May 16

Conquering Anxiety

Social anxiety disorder (SAD) is a common mental illness that affects about 8% of the population. If left untreated, it can persist for many years. It affects women more than men and typically starts before age 18. SAD is usually the first mental illness to manifest. Many people with SAD also progress to having panic disorder, depression, substance abuse problems, or bulimia.

For most people, it’s normal to feel nervous or anxious before meeting people for the first time or before giving a speech. People with SAD can experience anxiety over a few specific situations or a wide range of social situations. If you have social anxiety disorder, the anxiety you experience is so intense that it affects many aspects of your life, such as work, school, leisure, and relationships. If you have anxiety, you may even avoid certain fields of study or careers, take many days off work, or drop out of school.

Signs to look for

Signs of SAD include:

  • Thinking that other people will think that you’re strange or stupid if you say something wrong
  • Thinking that other people can tell how anxious you are when you’re in an uncomfortable situation
  • Going out of your way to avoid social situations and dreading the situations you can’t avoid
  • Fear of giving presentations and participating in meetings or class discussions
  • Drinking alcohol or using other substances to feel less anxious before a social event

Physical signs of SAD include:

  • Feeling shaky or tense
  • Racing heart rate
  • Tightness in the chest
  • Shallow breathing
  • Sweating or hot flashes
  • Stomach pain

To find out if you have SAD, take the following online quiz:

What can you do to overcome SAD?

There are many things you can do to overcome your anxiety that don’t involve taking prescription drugs. These natural approaches are very effective, especially when used in combination.

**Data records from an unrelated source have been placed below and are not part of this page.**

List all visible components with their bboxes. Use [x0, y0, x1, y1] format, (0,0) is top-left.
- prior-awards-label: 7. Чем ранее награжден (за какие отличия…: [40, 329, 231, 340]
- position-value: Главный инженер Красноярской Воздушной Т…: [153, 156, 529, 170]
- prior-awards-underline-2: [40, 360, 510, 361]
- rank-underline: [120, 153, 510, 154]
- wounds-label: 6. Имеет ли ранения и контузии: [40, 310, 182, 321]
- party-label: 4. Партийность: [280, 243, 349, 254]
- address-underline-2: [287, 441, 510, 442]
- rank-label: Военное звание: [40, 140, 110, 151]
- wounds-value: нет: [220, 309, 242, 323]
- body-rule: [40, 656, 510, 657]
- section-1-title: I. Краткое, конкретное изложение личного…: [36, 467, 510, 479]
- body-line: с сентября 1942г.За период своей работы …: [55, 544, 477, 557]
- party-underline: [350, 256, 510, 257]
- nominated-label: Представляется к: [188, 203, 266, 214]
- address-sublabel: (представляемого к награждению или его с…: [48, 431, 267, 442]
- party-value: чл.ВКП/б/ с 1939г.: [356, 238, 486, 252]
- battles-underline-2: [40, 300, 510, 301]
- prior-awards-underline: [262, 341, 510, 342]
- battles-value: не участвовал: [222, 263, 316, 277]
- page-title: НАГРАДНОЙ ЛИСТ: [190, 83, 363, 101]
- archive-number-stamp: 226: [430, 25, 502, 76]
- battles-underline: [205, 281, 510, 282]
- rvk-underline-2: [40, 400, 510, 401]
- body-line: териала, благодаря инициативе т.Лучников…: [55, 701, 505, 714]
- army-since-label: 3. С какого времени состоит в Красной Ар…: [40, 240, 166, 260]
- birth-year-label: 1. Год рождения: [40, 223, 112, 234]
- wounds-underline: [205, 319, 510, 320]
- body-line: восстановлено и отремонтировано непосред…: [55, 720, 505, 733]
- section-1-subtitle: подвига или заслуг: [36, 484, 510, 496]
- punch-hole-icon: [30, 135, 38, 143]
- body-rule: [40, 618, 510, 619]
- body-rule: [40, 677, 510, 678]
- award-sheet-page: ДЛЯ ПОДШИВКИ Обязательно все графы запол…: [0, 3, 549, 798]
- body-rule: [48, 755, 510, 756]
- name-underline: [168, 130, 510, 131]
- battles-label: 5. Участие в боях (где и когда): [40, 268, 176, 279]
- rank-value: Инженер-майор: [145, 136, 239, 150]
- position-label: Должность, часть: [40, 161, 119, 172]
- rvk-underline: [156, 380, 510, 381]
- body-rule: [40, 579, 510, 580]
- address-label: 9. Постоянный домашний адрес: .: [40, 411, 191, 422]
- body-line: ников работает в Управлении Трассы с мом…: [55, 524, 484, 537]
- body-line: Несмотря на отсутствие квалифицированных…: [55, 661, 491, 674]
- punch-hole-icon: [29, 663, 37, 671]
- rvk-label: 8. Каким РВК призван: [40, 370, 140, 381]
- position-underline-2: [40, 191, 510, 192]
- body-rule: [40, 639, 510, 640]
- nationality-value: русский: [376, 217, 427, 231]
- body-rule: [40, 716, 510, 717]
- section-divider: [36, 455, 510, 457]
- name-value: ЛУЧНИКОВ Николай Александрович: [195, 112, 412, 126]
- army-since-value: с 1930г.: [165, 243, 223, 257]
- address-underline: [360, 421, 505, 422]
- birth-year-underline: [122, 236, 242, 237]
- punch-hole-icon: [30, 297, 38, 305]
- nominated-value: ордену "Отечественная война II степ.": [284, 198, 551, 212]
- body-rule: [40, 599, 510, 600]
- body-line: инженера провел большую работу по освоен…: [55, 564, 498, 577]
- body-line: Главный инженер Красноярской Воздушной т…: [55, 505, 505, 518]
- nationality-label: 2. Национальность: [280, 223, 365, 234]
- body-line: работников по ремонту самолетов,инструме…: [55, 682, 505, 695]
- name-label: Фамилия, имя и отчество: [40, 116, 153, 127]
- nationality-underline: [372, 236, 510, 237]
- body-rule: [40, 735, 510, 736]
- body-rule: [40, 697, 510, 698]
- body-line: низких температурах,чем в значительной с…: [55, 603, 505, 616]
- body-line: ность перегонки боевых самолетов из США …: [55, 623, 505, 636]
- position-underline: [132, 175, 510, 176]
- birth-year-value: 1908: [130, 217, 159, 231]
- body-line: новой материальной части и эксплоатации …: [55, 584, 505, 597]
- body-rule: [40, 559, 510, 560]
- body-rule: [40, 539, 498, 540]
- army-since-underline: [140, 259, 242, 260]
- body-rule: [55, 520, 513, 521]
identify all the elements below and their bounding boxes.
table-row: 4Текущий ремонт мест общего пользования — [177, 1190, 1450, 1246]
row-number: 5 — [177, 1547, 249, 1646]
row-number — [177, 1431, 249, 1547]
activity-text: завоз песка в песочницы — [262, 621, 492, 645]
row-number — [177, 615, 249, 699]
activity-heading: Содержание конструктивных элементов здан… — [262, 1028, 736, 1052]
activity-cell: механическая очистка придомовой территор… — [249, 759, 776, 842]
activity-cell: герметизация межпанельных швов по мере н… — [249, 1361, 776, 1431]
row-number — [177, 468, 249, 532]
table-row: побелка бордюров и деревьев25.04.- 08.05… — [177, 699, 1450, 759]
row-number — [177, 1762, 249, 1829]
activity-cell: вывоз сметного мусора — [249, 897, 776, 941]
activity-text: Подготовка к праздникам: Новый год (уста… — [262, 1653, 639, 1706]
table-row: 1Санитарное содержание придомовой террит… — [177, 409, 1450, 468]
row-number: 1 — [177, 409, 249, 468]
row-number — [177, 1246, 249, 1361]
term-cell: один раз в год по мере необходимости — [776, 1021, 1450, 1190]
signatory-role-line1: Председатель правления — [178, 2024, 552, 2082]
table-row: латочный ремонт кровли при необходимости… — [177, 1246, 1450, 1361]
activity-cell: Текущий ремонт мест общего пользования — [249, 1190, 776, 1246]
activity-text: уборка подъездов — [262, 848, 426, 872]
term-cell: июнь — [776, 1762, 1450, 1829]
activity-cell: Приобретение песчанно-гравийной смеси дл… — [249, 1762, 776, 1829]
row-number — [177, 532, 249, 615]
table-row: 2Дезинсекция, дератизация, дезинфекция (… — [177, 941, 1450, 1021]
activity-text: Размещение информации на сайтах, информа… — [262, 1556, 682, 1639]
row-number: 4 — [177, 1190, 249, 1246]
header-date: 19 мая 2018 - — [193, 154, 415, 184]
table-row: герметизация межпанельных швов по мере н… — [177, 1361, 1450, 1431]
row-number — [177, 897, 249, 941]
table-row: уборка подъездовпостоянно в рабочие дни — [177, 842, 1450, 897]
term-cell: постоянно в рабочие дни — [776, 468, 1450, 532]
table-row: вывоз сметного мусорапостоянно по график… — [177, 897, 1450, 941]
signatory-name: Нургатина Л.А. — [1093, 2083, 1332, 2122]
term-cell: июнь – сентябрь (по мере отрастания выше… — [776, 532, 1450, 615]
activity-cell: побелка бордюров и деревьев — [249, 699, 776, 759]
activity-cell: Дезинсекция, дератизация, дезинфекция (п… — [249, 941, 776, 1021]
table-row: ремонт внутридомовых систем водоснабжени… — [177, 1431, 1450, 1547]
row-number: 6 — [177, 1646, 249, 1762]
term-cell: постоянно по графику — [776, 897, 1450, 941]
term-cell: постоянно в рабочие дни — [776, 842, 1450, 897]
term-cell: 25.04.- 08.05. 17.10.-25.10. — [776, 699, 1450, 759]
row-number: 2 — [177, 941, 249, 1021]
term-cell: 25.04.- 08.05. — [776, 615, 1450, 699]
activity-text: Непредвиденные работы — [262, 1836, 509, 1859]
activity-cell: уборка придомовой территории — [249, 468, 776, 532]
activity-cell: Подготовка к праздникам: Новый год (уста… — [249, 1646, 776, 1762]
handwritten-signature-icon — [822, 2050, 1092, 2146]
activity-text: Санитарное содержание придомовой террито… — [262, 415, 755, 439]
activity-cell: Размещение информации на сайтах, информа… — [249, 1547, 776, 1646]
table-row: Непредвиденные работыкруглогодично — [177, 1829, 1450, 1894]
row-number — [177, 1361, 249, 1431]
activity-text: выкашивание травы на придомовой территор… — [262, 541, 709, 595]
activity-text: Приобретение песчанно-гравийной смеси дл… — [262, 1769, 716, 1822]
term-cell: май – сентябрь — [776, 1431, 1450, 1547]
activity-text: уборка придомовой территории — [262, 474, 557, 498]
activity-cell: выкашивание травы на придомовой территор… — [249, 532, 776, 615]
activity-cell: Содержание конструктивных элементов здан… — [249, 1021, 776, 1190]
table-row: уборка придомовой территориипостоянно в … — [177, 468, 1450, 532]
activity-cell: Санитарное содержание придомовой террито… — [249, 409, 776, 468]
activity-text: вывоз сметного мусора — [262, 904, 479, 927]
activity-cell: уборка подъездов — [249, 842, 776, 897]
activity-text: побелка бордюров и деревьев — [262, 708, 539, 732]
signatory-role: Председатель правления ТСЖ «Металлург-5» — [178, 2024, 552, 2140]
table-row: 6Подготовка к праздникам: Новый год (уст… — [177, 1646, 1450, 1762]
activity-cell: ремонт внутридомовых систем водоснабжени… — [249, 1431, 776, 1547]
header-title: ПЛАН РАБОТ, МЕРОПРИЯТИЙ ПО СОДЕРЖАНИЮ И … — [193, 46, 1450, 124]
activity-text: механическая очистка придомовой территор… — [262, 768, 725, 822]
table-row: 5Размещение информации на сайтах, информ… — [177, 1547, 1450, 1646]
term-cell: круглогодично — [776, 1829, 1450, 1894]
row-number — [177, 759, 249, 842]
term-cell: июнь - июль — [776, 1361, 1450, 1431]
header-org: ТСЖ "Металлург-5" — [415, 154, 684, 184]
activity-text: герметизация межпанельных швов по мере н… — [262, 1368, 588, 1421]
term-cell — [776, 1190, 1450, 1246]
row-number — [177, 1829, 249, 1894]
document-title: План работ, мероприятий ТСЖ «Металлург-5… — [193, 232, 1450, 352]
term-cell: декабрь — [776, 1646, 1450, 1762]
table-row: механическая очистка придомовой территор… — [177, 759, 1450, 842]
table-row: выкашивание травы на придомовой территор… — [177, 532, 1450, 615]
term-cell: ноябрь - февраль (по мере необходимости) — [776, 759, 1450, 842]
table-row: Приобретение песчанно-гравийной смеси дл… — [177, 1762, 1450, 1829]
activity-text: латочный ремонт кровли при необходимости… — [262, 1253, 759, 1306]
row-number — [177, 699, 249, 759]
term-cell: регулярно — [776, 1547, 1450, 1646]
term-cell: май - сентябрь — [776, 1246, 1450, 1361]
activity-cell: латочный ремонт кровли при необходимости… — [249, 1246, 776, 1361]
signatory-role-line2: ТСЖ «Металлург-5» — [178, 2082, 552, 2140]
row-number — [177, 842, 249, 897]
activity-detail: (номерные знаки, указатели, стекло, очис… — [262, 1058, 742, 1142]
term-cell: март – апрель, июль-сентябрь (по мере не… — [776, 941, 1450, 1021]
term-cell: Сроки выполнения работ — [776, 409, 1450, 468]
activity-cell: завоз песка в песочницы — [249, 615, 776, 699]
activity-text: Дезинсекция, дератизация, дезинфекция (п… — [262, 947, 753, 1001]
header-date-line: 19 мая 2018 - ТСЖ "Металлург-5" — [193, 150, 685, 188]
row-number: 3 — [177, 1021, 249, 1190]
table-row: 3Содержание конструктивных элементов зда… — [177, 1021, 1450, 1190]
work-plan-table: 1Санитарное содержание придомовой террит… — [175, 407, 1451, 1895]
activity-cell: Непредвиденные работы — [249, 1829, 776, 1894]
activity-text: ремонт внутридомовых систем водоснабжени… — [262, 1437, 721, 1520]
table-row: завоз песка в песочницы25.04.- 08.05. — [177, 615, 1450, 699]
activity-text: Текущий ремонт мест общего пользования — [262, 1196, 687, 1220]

  1. Cognitive behavioural therapy can help you work through thoughts and beliefs that make you feel anxious.
  2. Exposing yourself regularly to situations that cause you anxiety can desensitize you over time and make you feel less overwhelmed. Take small planned steps toward the situation until it no longer causes you to feel anxious.
  3. Join a support group. Meeting other people with similar problems will help you feel less isolated and you can mutually help each other overcome your challenges.
  4. Regular exercise is empowering and is good for mental as well as physical health.
  5. Eating a healthy diet consisting of regular meals made up of a balance of protein and complex carbohydrates is essential for regulating your mood. Avoid caffeine, sweets, alcohol, and processed food.
  6. Reduce the amount of stress in your life by getting organized. Sorting and storing things so you can find them when you need them will help you feel more in control of your life.
  7. Create routines for yourself. People with SAD have a low tolerance for uncertainty. Having routines will give you more control over your life by minimizing the uncertainties you have to face on a daily basis.
  8. Meditate. Meditation teaches you how to be present in the moment. We create problems when we think about the past or future. There are no problems in the now. Meditation teaches you to be in the now.
  9. Breathe. Deep breathing slows down your heart rate, delivers more oxygen to the brain, and helps you to feel more relaxed by bringing you into the present moment. Practise deep breathing whenever you feel anxious to relieve your anxiety.

If doing all these things is still not enough to relieve your anxiety, consult with your naturopathic doctor about herbs and supplements you can take to help you feel calmer and more balanced.